In my opinion, it really depends on how much of a comment purist you are. In practise comments tend to be more speech than prose, and as such in their purpose they may straddle the line between different kinds of "acceptable comments". It's not black and white, and they do come in different variants.
One kind of "inadequate answer comment" is "Have you considered X approach, because it seems like the obvious answer but you did not address it in the question." That can be considered a request for clarification, not an attempt at actually answering the question; a reply from the OP in the form of "No I haven't, please elaborate!" would elicit a full answer. Of course the only reason that kind of comment is necessary is because of the inexplicable rule that you are not allowed to explain the avenues you have already considered in the question itself, requiring this extra step.
Other "inadequate answer comments" are pure suggestions, but they may be sourced. "This book/study/website/movie addresses your concern, it suggests X." Such a source could be the basis of a full answer, but sources tend to be open-ended and let someone decide their own answer creatively. It's reasonable to want to just give the questioner that extra factual or creative input without feeling confident to make a deciding call one way or the other. That would rub against the "suggest improvement to question" bucket of acceptable comments.

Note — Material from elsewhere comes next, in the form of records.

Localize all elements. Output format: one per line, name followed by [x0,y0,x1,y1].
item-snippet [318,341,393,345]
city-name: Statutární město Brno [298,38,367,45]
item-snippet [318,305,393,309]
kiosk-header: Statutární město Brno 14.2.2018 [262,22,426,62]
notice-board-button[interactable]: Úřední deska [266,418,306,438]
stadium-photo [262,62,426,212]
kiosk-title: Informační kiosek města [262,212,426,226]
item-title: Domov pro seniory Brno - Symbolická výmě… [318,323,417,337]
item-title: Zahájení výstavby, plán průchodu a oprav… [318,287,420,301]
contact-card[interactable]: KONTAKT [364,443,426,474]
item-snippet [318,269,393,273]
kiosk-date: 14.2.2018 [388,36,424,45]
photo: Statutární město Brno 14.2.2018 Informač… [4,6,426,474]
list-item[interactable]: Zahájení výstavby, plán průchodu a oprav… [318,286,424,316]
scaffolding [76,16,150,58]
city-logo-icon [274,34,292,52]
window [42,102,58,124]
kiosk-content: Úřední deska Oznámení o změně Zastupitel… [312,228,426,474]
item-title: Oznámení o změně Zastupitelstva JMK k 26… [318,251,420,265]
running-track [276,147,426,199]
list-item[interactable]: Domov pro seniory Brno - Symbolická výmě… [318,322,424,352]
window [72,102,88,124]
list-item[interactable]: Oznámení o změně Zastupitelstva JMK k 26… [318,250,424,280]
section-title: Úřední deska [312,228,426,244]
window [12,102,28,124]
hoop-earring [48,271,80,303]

A third kind is the kind you were talking about; OP asks for hard science, potential answerer cannot really deliver that kind of answer, but can offer suggestions that could help either the OP or future answerers. I think that those comments still have value, but I can see that they could be considered clutter, particularly if they come in great numbers. If I were a moderator (I'm not, and I probably won't ever be given how unorthodox my views seem to be), I would make a judgement call based on how many total comments the question has gotten. Removing a lone comment on a question with twelve views and no answers would not be worth the effort to me, and it would deprive the unfortunate OP of the little engagement they got.
And a fourth kind of "inadequate answer comment" that I have come across is framed more as an attack or frame challenge on the question than as an answer. Once more the lines are blurry; some of these are "your underlying assumption is wrong, here's why" (which can be considered a "suggested improvement to question", one of the allowed types); others offer a full answer to the question but often phrased as if the commenter knows it is not the answer the OP was hoping for. Since frame challenges are considered acceptable answers, I think these comments should be held to higher scrutiny. Particularly since comments cannot be downvoted, and challenges are direct confrontation with the OP, and should absolutely be susceptible to mass downvotage if the community finds them unfounded.
Those are my views, and I won't hold it against anyone to consider them wrong or think me a chatterbox. I know I don't make or enforce the rules, but I for one am happy that in practise the Worldbuilding.SE community has been more comment-tolerant than other Stack Exchanges. This site has much more creative people and a subject that lends itself better to conversation than the purely factual pages. My best engagements on this site have been comments, not answers. And until the chat feature starts actually functioning, I don't think that moving comments to chat is doing a favour to anyone.